(Oleh: Yusri Usman, Direktur Eksekutiv CERI)
LasserNewsToday, Jakarta |
Pertanyaan sebagian anggota DPR RI Komisi VII yang ditujukan pada Menteri ESDM Arifin Tasrif pada acara dengar pendapat di gedung DPR hari Senin (23/11/2020), dinilai aneh dan konyol alias Amnesia. Mempertanyakan keputusan yang telah dibuatnya sendiri, yakni mengangkat soal royati nol persen untuk hilirisasi ditengah UU Cipta Kerja yang telah ditetapkan, itu ibarat menelan ludah sendiri.
Informasinya, selama rapat itu ada anggota DPR menyatakan dengan sikap kerasnya, bahwa kebijakan royalti nol persen bertentangan dengan konstitusi.
Yang menjadi persoalan dan pertanyaan adalah, mengapa teriakan-teriakan itu baru muncul setelah UU Cipta Kerja telah diundangkan.
Bahkan, di saat royalti nol persen menjadi perdebatan publik, hanya menyisakan kenangan atas sikap diamnya DPR dan Menteri ESDM. Bisa jadi nol persen memang menjadi usulan Menko atau “Oligarki” yang membuat semua pihak diam tak bergerak.
Asal tau saja, aturan royalti nol persen sudah tertera didalam pasal 39 pada UU Omnibus Law nomor 11 tahun 2020 kluster Minerba, adapun pasal baru itu telah disisipkan diantara Pasal 128 dan 129 dari UU nomor 4 tahun 2009. Semua itu merupakan produk UU dari usulan pemerintah pada 12 Febuari 2020, yang telah dibahas bersama panja DPR Komisi VII dan sudah disahkan oleh Paripurna DPR.

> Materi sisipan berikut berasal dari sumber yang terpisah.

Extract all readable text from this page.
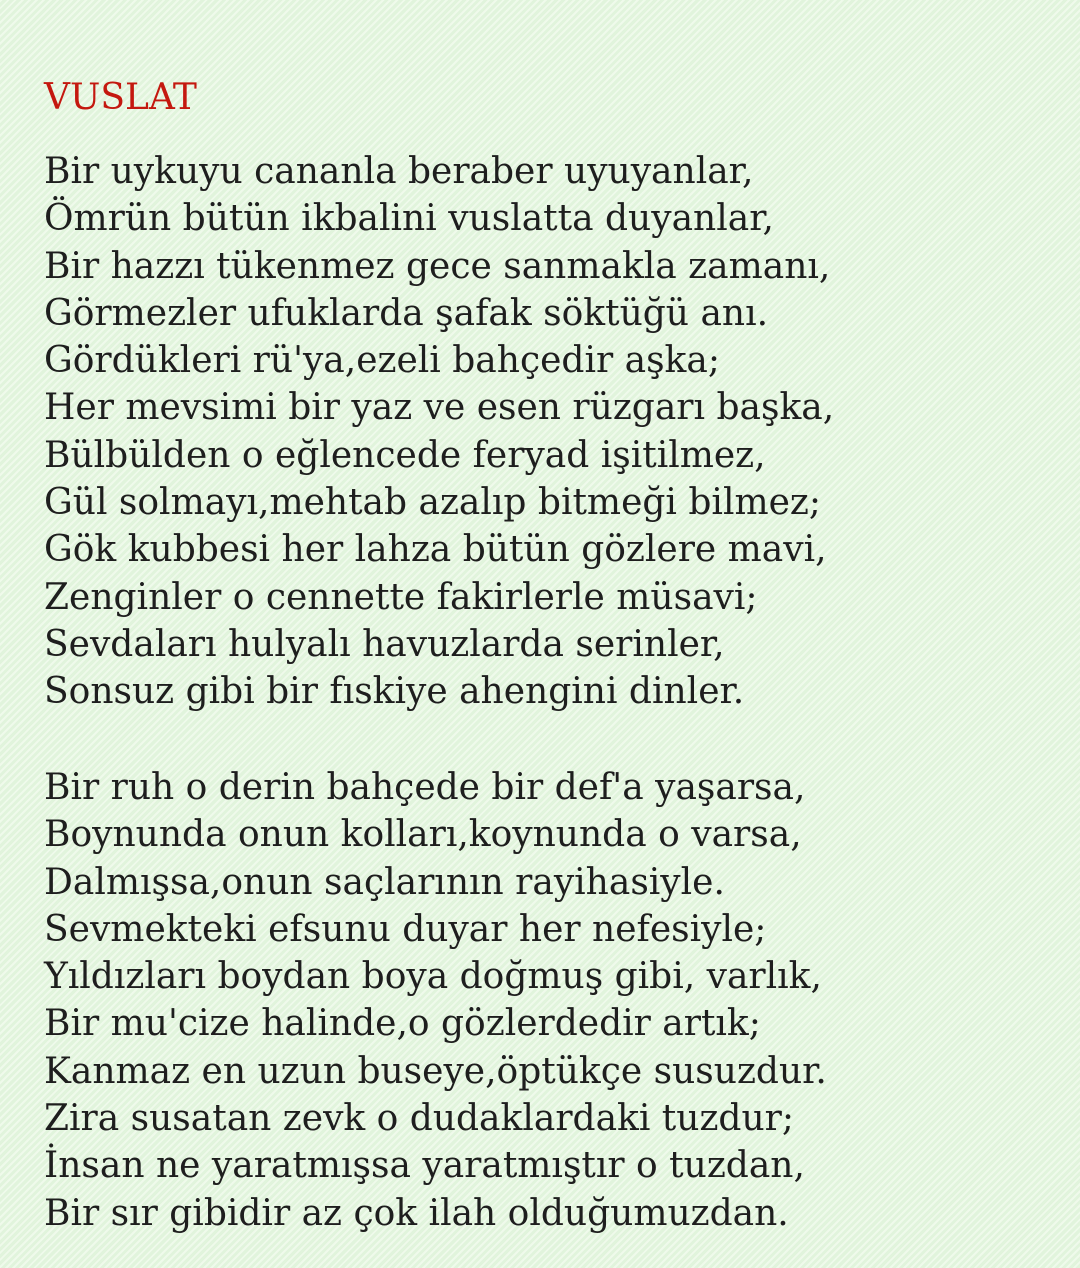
VUSLAT
Bir uykuyu cananla beraber uyuyanlar,
Ömrün bütün ikbalini vuslatta duyanlar,
Bir hazzı tükenmez gece sanmakla zamanı,
Görmezler ufuklarda şafak söktüğü anı.
Gördükleri rü'ya,ezeli bahçedir aşka;
Her mevsimi bir yaz ve esen rüzgarı başka,
Bülbülden o eğlencede feryad işitilmez,
Gül solmayı,mehtab azalıp bitmeği bilmez;
Gök kubbesi her lahza bütün gözlere mavi,
Zenginler o cennette fakirlerle müsavi;
Sevdaları hulyalı havuzlarda serinler,
Sonsuz gibi bir fıskiye ahengini dinler.
Bir ruh o derin bahçede bir def'a yaşarsa,
Boynunda onun kolları,koynunda o varsa,
Dalmışsa,onun saçlarının rayihasiyle.
Sevmekteki efsunu duyar her nefesiyle;
Yıldızları boydan boya doğmuş gibi, varlık,
Bir mu'cize halinde,o gözlerdedir artık;
Kanmaz en uzun buseye,öptükçe susuzdur.
Zira susatan zevk o dudaklardaki tuzdur;
İnsan ne yaratmışsa yaratmıştır o tuzdan,
Bir sır gibidir az çok ilah olduğumuzdan.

Adapun pasal baru itu, yakni Pasal 128 A, yang pada Ayat 2 disebutkan ‘pemberian perlakuan tertentu terhadap kewajiban penerimaan negara untuk kegiatan peningkatan nilai tambah batubara dapat pengenaan royalti nol persen’. Yang lebih mengkuatirkan lagi, Pasal tersebut infonya akan digunakan juga pada skema PLTU dimulut tambang.
Sehingga pelanggaran terhadap konstitusi itu adalah merupakan tanggung jawab melekat bagi semua anggota DPR dengan Pemerintah, karena sejak awal ikut mengusulkan, membahas dan telah menyetujuinya menjadi UU. Aneh dan lucunya mengapa baru sekarang menyatakan keberatan dan mempertanyakannya. Apakah semua oknum DPR RI Komisi VII mengidap penyakit ‘Amnesia’?
Kepentingan apa dan kemana arahnya, itu yang justru menjadi pertanyaan baru bagi publik. Lucu dan konyol nya lagi, Menteri ESDM dalam menjawab pertanyaan anggota komisi VII tersebut juga menunjukkan ketidak mengertiannya apa makna, arti dan filosofi royalti, yang mengatakan bahwa royalti nol persen itu hanya sebatas untuk jumlah batubara yang dihilirisasikan.
Padahal secara filosofi, pengenaan royalti itu adalah sebuah bentuk sahnya peralihan kepemilikan rakyat Indonesia dalam penguasaan sumber daya alam yang di representasikan oleh negara, jadi pembayaran royalti itu merupakan ijab kabul dari negara kepada penambang.
Tidak hanya itu, kami juga mencermati didalam ketentuan bahwa UU Minerba dan UU Omnibus Kluster Minerba soal hilangnya batasan luasan tambang, selain itu ternyata UU itu telah mengesampingkan hak prioritas BUMN untuk memperoleh lahan tambang batubara milik PKP2B generasi satu, yang asal usulnya juga semua lahan itu awalnya milik PN Batubara, ironislah.
Berdasarkan hal-hal itulah, kami bersama koalisi masyarakat sipil peduli pengelolaan sumber daya alam yang konstitusional telah melihat dan menyimpulkan, bahwa telah terjadi pelanggaran yang nyata terhadap konstitusi dari produk UU Minerba nomor 3 tahun 2020 dan UU Omnibus Law nomor 11 tahun 2020 kluster Minerba.
Oleh sebab itu, kami telah memberikan kuasa penuh kepada rekan-rekan kami di koalisi masyarakat sipil untuk melakukan judicial review terhadap UU tersebut di Makamah Konstitusi.
Semoga Majelis Hakim Makamah Konstitusi mengabulkan seluruh gugatan itu, karena produk UU tersebut sangat merugikan kepentingan nasional jangka panjang.